The Medicine and Healthcare products Regulatory Agency (MHRA) issued a Device Safety Information notification on the 26th January 2023, actions to undertake immediately included, ceasing use and quarantining EyeCee One intraocular lens (EC1 IOLs) as there were reports of raised intraocular pressures (IOPs) in patients recently implanted with these lenses.  On the 1st February 2023 the MHRA issued a National Patient Safety Alert, recommending IOP checks to all patients who had received these implants since 1st October 2022, by the 16th February 2023. 
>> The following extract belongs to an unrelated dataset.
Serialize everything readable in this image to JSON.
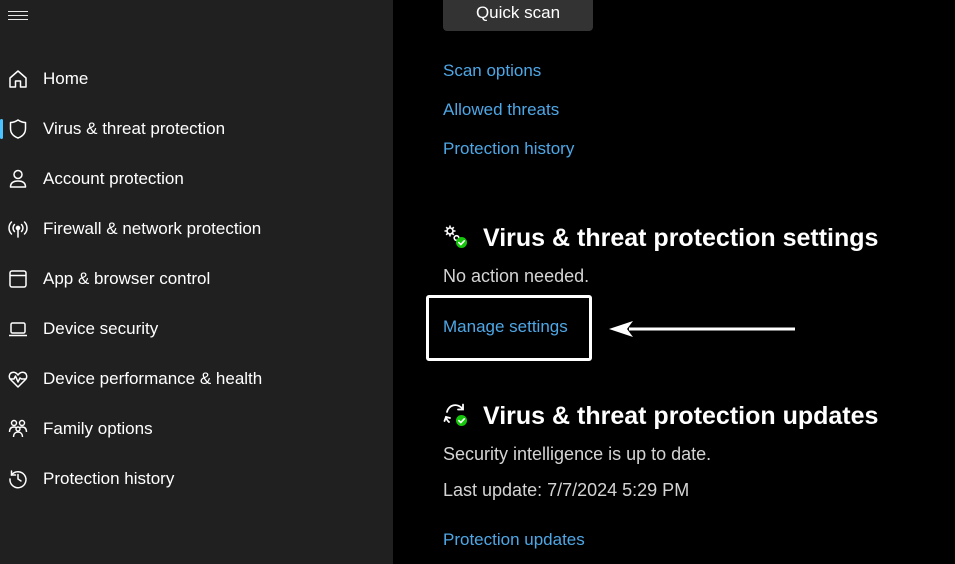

This work investigates if glaucomatous eyes are more susceptible to these postoperative IOP rises and if they required more aggressive management.  
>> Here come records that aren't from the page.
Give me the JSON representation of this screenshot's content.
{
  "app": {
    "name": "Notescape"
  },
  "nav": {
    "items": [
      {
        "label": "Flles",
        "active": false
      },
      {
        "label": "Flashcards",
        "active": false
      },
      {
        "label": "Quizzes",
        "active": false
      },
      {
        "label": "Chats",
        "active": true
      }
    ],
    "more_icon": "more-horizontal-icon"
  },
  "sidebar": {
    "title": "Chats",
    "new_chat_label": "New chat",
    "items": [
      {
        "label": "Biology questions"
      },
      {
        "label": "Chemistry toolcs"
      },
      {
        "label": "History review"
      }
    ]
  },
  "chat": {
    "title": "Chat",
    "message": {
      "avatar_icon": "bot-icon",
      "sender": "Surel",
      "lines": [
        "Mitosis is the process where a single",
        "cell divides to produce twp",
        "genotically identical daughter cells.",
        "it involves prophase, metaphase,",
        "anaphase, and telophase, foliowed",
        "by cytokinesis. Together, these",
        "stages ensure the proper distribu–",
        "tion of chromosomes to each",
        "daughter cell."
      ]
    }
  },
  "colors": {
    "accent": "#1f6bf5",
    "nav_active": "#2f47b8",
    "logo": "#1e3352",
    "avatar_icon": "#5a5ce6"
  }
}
A large public teaching hospital ophthalmology department in the UK, Sheffield Teaching Hospital NHS Trust.  Cataract surgery performed over two sites included, the Northern General Eye Unit, a dedicated cataract unit and the Royal Hallamshire Hospital.  

Retrospective analysis of all phacoemulsification surgery, performed between 1/10/22 and 26/1/23 inclusive, where a preloaded EC1 IOL was implanted.  Cases identified via electronic patient record (EPR). 

Combined cases that might influence post operative IOP, such as cataract with glaucoma or cataract with vitreoretinal procedures were excluded.   

A significant IOP elevation was defined as an IOP rise of 10mmHg or more from preoperative to maximal post operative IOP reading.  All patients which had a significant IOP elevation had their EPR reviewed and management of their raised post operative IOP was recorded. 

Glaucoma/Ocular hypertension cases were identified and analysed against non-glaucomatous eyes and statistical analysis performed.  

The study identified 112 glaucoma and 671 non glaucoma cases meeting inclusion/exclusion criteria. 

In the glaucoma cohort 19.64% had a significant post operative IOP rise compared to 8.94% of non-glaucoma patients, Odds Ratio 2.49 [95% CI, 1.45-4.20] p 0.0014. 

Management of the post operative IOP elevations, 12.5% of the glaucoma cohort had an increase in the number of topical IOP lowering agents, mean increase 1.65±1.58, 6.25% required systemic treatment and 2.68% surgical intervention.  The non-glaucoma group, 3.28% required topical treatment, mean number of agents 0.88±1.34, 0.75% required systemic treatment and 0.15% surgical intervention.  All differences between groups were statistically significant, except surgical intervention.  

Glaucoma patients are already at greater risk of field and visual impairment associated with IOP elevations following cataract surgery, especially if they already have documented optic nerve head changes with corresponding visual field impairment.  This study shows that during the time frame in question, patients with glaucoma or ocular hypertension who had an EC1 IOL implanted were almost two and a half times more likely to have a post operative rise of 10 mmHg or more in intraocular pressure following routine cataract surgery.  Also, this cohort required more aggressive management in all treatment domains, topical IOP lowering agents, systemic treatment and surgical intervention.